West Bank Bans Weddings Amid New Virus Outbreak
As wedding hall owners expressed frustration, even more restrictive measures were possibly on the way.
Weddings and other gatherings are banned as the West Bank battles a new virus outbreak.
Receiving a vaccine in Bethlehem in August.Credit…Samar Hazboun for The New York Times
By Adam Rasgon
Sept. 8, 2021, 11:39 a.m. ET
The Palestinian Authority has banned weddings, mourning tents and other gatherings, taking measures to stem the most significant outbreak of the coronavirus in the occupied West Bank in months.
An average of 1,074 infections have been recorded daily over the past week by the Health Ministry, the highest seven-day average in the territory since at least April. Serious cases of the virus have also jumped, with the number of hospitalized people increasing more than sevenfold in the past month, according to ministry data.
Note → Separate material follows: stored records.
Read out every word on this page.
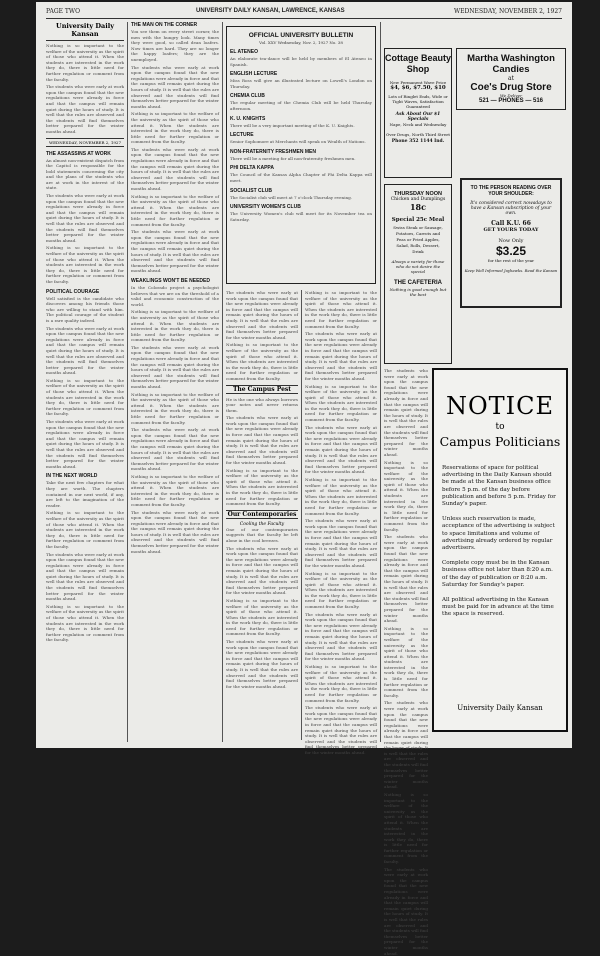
PAGE TWO	UNIVERSITY DAILY KANSAN, LAWRENCE, KANSAS	WEDNESDAY, NOVEMBER 2, 1927
University Daily Kansan

Nothing is so important to the welfare of the university as the spirit of those who attend it. When the students are interested in the work they do, there is little need for further regulation or comment from the faculty.

The students who were early at work upon the campus found that the new regulations were already in force and that the campus will remain quiet during the hours of study. It is well that the rules are observed and the students will find themselves better prepared for the winter months ahead.

WEDNESDAY, NOVEMBER 2, 1927
THE ASSASSINS AT WORK

An almost non-existent dispatch from the Capitol is responsible for the bold statements concerning the city and the plans of the students who are at work in the interest of the state.

The students who were early at work upon the campus found that the new regulations were already in force and that the campus will remain quiet during the hours of study. It is well that the rules are observed and the students will find themselves better prepared for the winter months ahead.

Nothing is so important to the welfare of the university as the spirit of those who attend it. When the students are interested in the work they do, there is little need for further regulation or comment from the faculty.

POLITICAL COURAGE

Well satisfied is the candidate who discovers among his friends those who are willing to stand with him. The political courage of the student is a rare quality indeed.

The students who were early at work upon the campus found that the new regulations were already in force and that the campus will remain quiet during the hours of study. It is well that the rules are observed and the students will find themselves better prepared for the winter months ahead.

Nothing is so important to the welfare of the university as the spirit of those who attend it. When the students are interested in the work they do, there is little need for further regulation or comment from the faculty.

The students who were early at work upon the campus found that the new regulations were already in force and that the campus will remain quiet during the hours of study. It is well that the rules are observed and the students will find themselves better prepared for the winter months ahead.

IN THE NEXT WORLD

Take the next few chapters for what they are worth. The chapters contained in our next world, if any, are left to the imagination of the reader.

Nothing is so important to the welfare of the university as the spirit of those who attend it. When the students are interested in the work they do, there is little need for further regulation or comment from the faculty.

The students who were early at work upon the campus found that the new regulations were already in force and that the campus will remain quiet during the hours of study. It is well that the rules are observed and the students will find themselves better prepared for the winter months ahead.

Nothing is so important to the welfare of the university as the spirit of those who attend it. When the students are interested in the work they do, there is little need for further regulation or comment from the faculty.

THE MAN ON THE CORNER

You see them on every street corner, the men with the hungry look. Many times they were good, so called dean loafers. Now times are hard. They are no longer the happy loafers; they are the unemployed.

The students who were early at work upon the campus found that the new regulations were already in force and that the campus will remain quiet during the hours of study. It is well that the rules are observed and the students will find themselves better prepared for the winter months ahead.

Nothing is so important to the welfare of the university as the spirit of those who attend it. When the students are interested in the work they do, there is little need for further regulation or comment from the faculty.

The students who were early at work upon the campus found that the new regulations were already in force and that the campus will remain quiet during the hours of study. It is well that the rules are observed and the students will find themselves better prepared for the winter months ahead.

Nothing is so important to the welfare of the university as the spirit of those who attend it. When the students are interested in the work they do, there is little need for further regulation or comment from the faculty.

The students who were early at work upon the campus found that the new regulations were already in force and that the campus will remain quiet during the hours of study. It is well that the rules are observed and the students will find themselves better prepared for the winter months ahead.

WEAKLINGS WON'T BE NEEDED

In the Colorado project a psychologist believes that we are on the threshold of a valid and economic construction of the world.

Nothing is so important to the welfare of the university as the spirit of those who attend it. When the students are interested in the work they do, there is little need for further regulation or comment from the faculty.

The students who were early at work upon the campus found that the new regulations were already in force and that the campus will remain quiet during the hours of study. It is well that the rules are observed and the students will find themselves better prepared for the winter months ahead.

Nothing is so important to the welfare of the university as the spirit of those who attend it. When the students are interested in the work they do, there is little need for further regulation or comment from the faculty.

The students who were early at work upon the campus found that the new regulations were already in force and that the campus will remain quiet during the hours of study. It is well that the rules are observed and the students will find themselves better prepared for the winter months ahead.

Nothing is so important to the welfare of the university as the spirit of those who attend it. When the students are interested in the work they do, there is little need for further regulation or comment from the faculty.

The students who were early at work upon the campus found that the new regulations were already in force and that the campus will remain quiet during the hours of study. It is well that the rules are observed and the students will find themselves better prepared for the winter months ahead.

OFFICIAL UNIVERSITY BULLETIN
Vol. XXV Wednesday, Nov. 2, 1927 No. 38
EL ATENEO

An elaborate tea-dance will be held by members of El Ateneo in Spanish.

ENGLISH LECTURE

Miss Ross will give an illustrated lecture on Lowell's London on Thursday.

CHEMIA CLUB

The regular meeting of the Chemia Club will be held Thursday afternoon.

K. U. KNIGHTS

There will be a very important meeting of the K. U. Knights.

LECTURE

Senior Sophomore at Merchants will speak on Wealth of Nations.

NON-FRATERNITY FRESHMEN MEN

There will be a meeting for all non-fraternity freshmen men.

PHI DELTA KAPPA

The Council of the Kansas Alpha Chapter of Phi Delta Kappa will meet.

SOCIALIST CLUB

The Socialist club will meet at 7 o'clock Thursday evening.

UNIVERSITY WOMEN'S CLUB

The University Women's club will meet for its November tea on Saturday.

The students who were early at work upon the campus found that the new regulations were already in force and that the campus will remain quiet during the hours of study. It is well that the rules are observed and the students will find themselves better prepared for the winter months ahead.

Nothing is so important to the welfare of the university as the spirit of those who attend it. When the students are interested in the work they do, there is little need for further regulation or comment from the faculty.

The Campus Pest

He is the one who always borrows your notes and never returns them.

The students who were early at work upon the campus found that the new regulations were already in force and that the campus will remain quiet during the hours of study. It is well that the rules are observed and the students will find themselves better prepared for the winter months ahead.

Nothing is so important to the welfare of the university as the spirit of those who attend it. When the students are interested in the work they do, there is little need for further regulation or comment from the faculty.

Our Contemporaries
Cooling the Faculty

One of our contemporaries suggests that the faculty be left alone in the cool breezes.

The students who were early at work upon the campus found that the new regulations were already in force and that the campus will remain quiet during the hours of study. It is well that the rules are observed and the students will find themselves better prepared for the winter months ahead.

Nothing is so important to the welfare of the university as the spirit of those who attend it. When the students are interested in the work they do, there is little need for further regulation or comment from the faculty.

The students who were early at work upon the campus found that the new regulations were already in force and that the campus will remain quiet during the hours of study. It is well that the rules are observed and the students will find themselves better prepared for the winter months ahead.

Nothing is so important to the welfare of the university as the spirit of those who attend it. When the students are interested in the work they do, there is little need for further regulation or comment from the faculty.

The students who were early at work upon the campus found that the new regulations were already in force and that the campus will remain quiet during the hours of study. It is well that the rules are observed and the students will find themselves better prepared for the winter months ahead.

Nothing is so important to the welfare of the university as the spirit of those who attend it. When the students are interested in the work they do, there is little need for further regulation or comment from the faculty.

The students who were early at work upon the campus found that the new regulations were already in force and that the campus will remain quiet during the hours of study. It is well that the rules are observed and the students will find themselves better prepared for the winter months ahead.

Nothing is so important to the welfare of the university as the spirit of those who attend it. When the students are interested in the work they do, there is little need for further regulation or comment from the faculty.

The students who were early at work upon the campus found that the new regulations were already in force and that the campus will remain quiet during the hours of study. It is well that the rules are observed and the students will find themselves better prepared for the winter months ahead.

Nothing is so important to the welfare of the university as the spirit of those who attend it. When the students are interested in the work they do, there is little need for further regulation or comment from the faculty.

The students who were early at work upon the campus found that the new regulations were already in force and that the campus will remain quiet during the hours of study. It is well that the rules are observed and the students will find themselves better prepared for the winter months ahead.

Nothing is so important to the welfare of the university as the spirit of those who attend it. When the students are interested in the work they do, there is little need for further regulation or comment from the faculty.

The students who were early at work upon the campus found that the new regulations were already in force and that the campus will remain quiet during the hours of study. It is well that the rules are observed and the students will find themselves better prepared for the winter months ahead.

Cottage Beauty Shop
New Permanent Wave Price
$4, $6, $7.50, $10
Lots of Ringlet Ends, Wide or Tight Waves, Satisfaction Guaranteed
Ask About Our $1 Specials
Nape, Neck and Wednesday
Over Drugs, North Third Street
Phone 352 1144 Ind.
Martha Washington Candies
at
Coe's Drug Store
We Deliver
521 — PHONES — 516
THURSDAY NOON
Chicken and Dumplings
18c
Special 25c Meal
Swiss Steak or Sausage, Potatoes, Carrots and Peas or Fried Apples, Salad, Rolls, Dessert, Drink
Always a variety for those who do not desire the special
THE CAFETERIA
Nothing is good enough but the best
TO THE PERSON READING OVER YOUR SHOULDER:
It's considered correct nowadays to have a Kansan subscription of your own.
Call K.U. 66
GET YOURS TODAY
Now Only
$3.25
for the rest of the year
Keep Well Informed Jayhawks. Read the Kansan

The students who were early at work upon the campus found that the new regulations were already in force and that the campus will remain quiet during the hours of study. It is well that the rules are observed and the students will find themselves better prepared for the winter months ahead.

Nothing is so important to the welfare of the university as the spirit of those who attend it. When the students are interested in the work they do, there is little need for further regulation or comment from the faculty.

The students who were early at work upon the campus found that the new regulations were already in force and that the campus will remain quiet during the hours of study. It is well that the rules are observed and the students will find themselves better prepared for the winter months ahead.

Nothing is so important to the welfare of the university as the spirit of those who attend it. When the students are interested in the work they do, there is little need for further regulation or comment from the faculty.

The students who were early at work upon the campus found that the new regulations were already in force and that the campus will remain quiet during the hours of study. It is well that the rules are observed and the students will find themselves better prepared for the winter months ahead.

Nothing is so important to the welfare of the university as the spirit of those who attend it. When the students are interested in the work they do, there is little need for further regulation or comment from the faculty.

The students who were early at work upon the campus found that the new regulations were already in force and that the campus will remain quiet during the hours of study. It is well that the rules are observed and the students will find themselves better prepared for the winter months ahead.

NOTICE
to
Campus Politicians

Reservations of space for political advertising in the Daily Kansan should be made at the Kansan business office before 5 p.m. of the day before publication and before 5 p.m. Friday for Sunday's paper.

Unless such reservation is made, acceptance of the advertising is subject to space limitations and volume of advertising already ordered by regular advertisers.

Complete copy must be in the Kansan business office not later than 8:20 a.m. of the day of publication or 8:20 a.m. Saturday for Sunday's paper.

All political advertising in the Kansan must be paid for in advance at the time the space is reserved.

University Daily Kansan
The ban on gatherings is scheduled to come into effect on Monday. Officials had originally said it would begin this week, but elected to postpone the date to allow people who had already reserved wedding halls this weekend to celebrate, said Ghassan Nimr, a spokesman for the Interior Ministry.
Wedding hall owners, who have closed their businesses for much of the pandemic, expressed frustration that they would need to close once again.
“I have 20 employees: What am I supposed to tell them?” said Hanna Abu Alees, the owner of the Golden Roof Hall in Bethlehem. “Should I say go home and good luck finding a way to feed your families?”
Mr. Abu Alees, 73, said he had been trying to limit the spread of the virus at his facility by distributing masks and hand sanitizer during events and capping attendance at 300 to 400 people, less than the 1,000 it can hold.
Health Minister Mai al-Kaila suggested on Tuesday that the authority could enact even more restrictive measures if the virus continues to spread widely.
“As the health minister, I can’t hold on to a mask for everyone and give a mask to everyone,” Ms. al-Kaila told government-run television. “In order to not close the country, let us follow the guidelines,” she said, adding that vaccinations and social distancing are not “a big deal and it should be a matter of personal responsibility.”
While many Palestinians have expressed skepticism about getting vaccinated, the number of people in the West Bank receiving inoculations has risen in recent weeks since the government announced that public sector employees who did not get the shots would be placed on unpaid leave until the end of the pandemic. The Transportation Ministry has also said that people must present vaccination certificates to receive services like renewing licenses or vehicle registration.
More than 820,000 people in the West Bank, whose population is estimated to be about 2.75 million, have received at least one dose, according to Health Ministry statistics.